Colonic Polyps

Definition | Aetiology | Pathophysiology | Risk Factors | Signs and Symptoms | Investigations | Management | Referral

Definition

Colonic polyps are abnormal tissue growths that protrude from the inner lining of the colon or rectum. They can be benign but may have the potential to become malignant over time.

Aetiology

Colonic polyps are classified based on histology:

  • Adenomatous polyps (neoplastic): can develop into colorectal cancer (CRC); includes tubular, villous, and tubulovillous adenomas.
  • Hyperplastic polyps (non-neoplastic): common and generally benign but may be associated with the serrated pathway to CRC.
  • Sessile serrated polyps (SSPs): precancerous with potential for malignancy.
  • Inflammatory polyps: occur in conditions such as inflammatory bowel disease (IBD), particularly ulcerative colitis.
  • Hamartomatous polyps: associated with genetic syndromes such as Peutz-Jeghers syndrome.

Pathophysiology

  • Genetic mutations (e.g., APC gene mutation in adenomas) lead to uncontrolled cell growth.
  • Chronic inflammation (e.g., in IBD) can contribute to polyp formation.
  • Progression from adenomatous polyps to colorectal cancer follows the adenoma-carcinoma sequence over 5–10 years.

Risk factors

  • Age >50 years.
  • Family history of colorectal cancer or polyps.
  • Genetic syndromes (e.g., familial adenomatous polyposis, Lynch syndrome).
  • Inflammatory bowel disease (ulcerative colitis or Crohn’s colitis).
  • Diet high in red and processed meats.
  • Smoking and excessive alcohol intake.
  • Obesity and sedentary lifestyle.

Signs and symptoms

Symptoms:

  • Usually asymptomatic and detected incidentally on screening.
  • Rectal bleeding or blood in stool (may be occult).
  • Change in bowel habits (e.g., diarrhoea or constipation).
  • Iron deficiency anaemia (if chronic blood loss occurs).
  • Abdominal pain (if large polyps cause obstruction).

Signs:

  • Most patients have no specific findings on examination.
  • Palpable rectal polyp on digital rectal examination (if low-lying).
  • Signs of anaemia (pallor, tachycardia) if chronic bleeding is present.

Investigations

  • Colonoscopy (gold standard): identifies and removes polyps for histological analysis.
  • Faecal immunochemical test (FIT): detects occult blood in stool, used in bowel cancer screening.
  • CT colonography: alternative for patients unsuitable for colonoscopy.
  • Histology: determines polyp type and malignancy risk.

Management

1. Polyp Removal:

  • Endoscopic polypectomy: removal via colonoscopy (e.g., snare excision or biopsy forceps).
  • Endoscopic mucosal resection (EMR): for larger sessile polyps.
  • Surgical resection: required if malignancy is suspected or polyps are too large for endoscopic removal.

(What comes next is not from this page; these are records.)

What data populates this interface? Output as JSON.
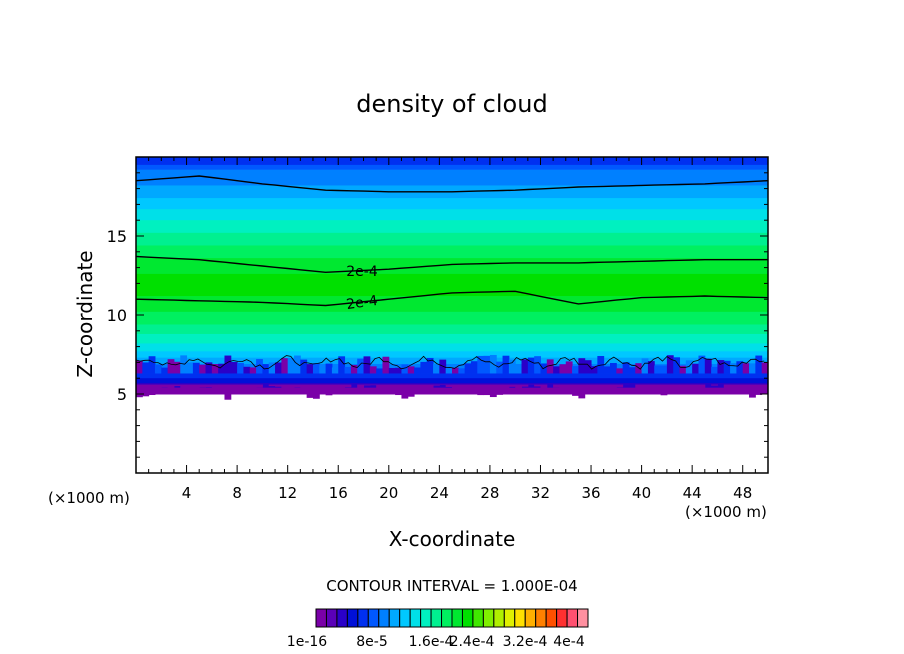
{
  "chart_data": {
    "type": "heatmap",
    "title": "density of cloud",
    "xlabel": "X-coordinate",
    "ylabel": "Z-coordinate",
    "x_unit_left": "(×1000 m)",
    "x_unit_right": "(×1000 m)",
    "xlim": [
      0,
      50
    ],
    "ylim": [
      0,
      20
    ],
    "x_ticks": [
      "4",
      "8",
      "12",
      "16",
      "20",
      "24",
      "28",
      "32",
      "36",
      "40",
      "44",
      "48"
    ],
    "y_ticks": [
      "5",
      "10",
      "15"
    ],
    "contour_interval_text": "CONTOUR INTERVAL = 1.000E-04",
    "contour_labels": [
      "2e-4",
      "2e-4"
    ],
    "colorbar_labels": [
      "1e-16",
      "8e-5",
      "1.6e-4",
      "2.4e-4",
      "3.2e-4",
      "4e-4"
    ],
    "colorbar_colors": [
      "#7a00a8",
      "#5a00b8",
      "#2a00c8",
      "#0010d8",
      "#0030f0",
      "#0058ff",
      "#0080ff",
      "#00a8ff",
      "#00c8ff",
      "#00e0e8",
      "#00f0c0",
      "#00f090",
      "#00f060",
      "#00e830",
      "#00e000",
      "#40e800",
      "#80f000",
      "#b0f000",
      "#e0f000",
      "#ffe000",
      "#ffb000",
      "#ff8000",
      "#ff5000",
      "#ff3030",
      "#ff5070",
      "#ff90a0"
    ],
    "cloud_base_km": 5.0,
    "cloud_top_km": 20,
    "density_max": 0.00023,
    "contour_z_upper_km": [
      13.7,
      13.5,
      13.1,
      12.7,
      12.9,
      13.2,
      13.3,
      13.3,
      13.4,
      13.5,
      13.5
    ],
    "contour_z_lower_km": [
      11.0,
      10.9,
      10.8,
      10.6,
      11.0,
      11.4,
      11.5,
      10.7,
      11.1,
      11.2,
      11.1
    ],
    "contour_z_top_km": [
      18.5,
      18.8,
      18.3,
      17.9,
      17.8,
      17.8,
      17.9,
      18.1,
      18.2,
      18.3,
      18.5
    ],
    "contour_x_km": [
      0,
      5,
      10,
      15,
      20,
      25,
      30,
      35,
      40,
      45,
      50
    ]
  }
}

2. Surveillance and Prevention:

  • Follow-up colonoscopy based on polyp histology and number:
    • Low-risk adenomas: repeat in 5 years.
    • High-risk adenomas (large, villous, multiple): repeat in 3 years.
    • Serrated polyps: more frequent surveillance required.
  • Lifestyle modification: increase fibre intake, reduce red meat consumption, maintain healthy weight.
  • Consider aspirin for high-risk patients (e.g., Lynch syndrome) to reduce colorectal cancer risk.

Referral

  • Routine referral: for asymptomatic patients with detected polyps requiring surveillance.
  • Urgent referral: if malignant features are suspected (e.g., large, ulcerated polyps).
  • Genetic referral: if multiple polyps or family history suggests hereditary polyposis syndromes.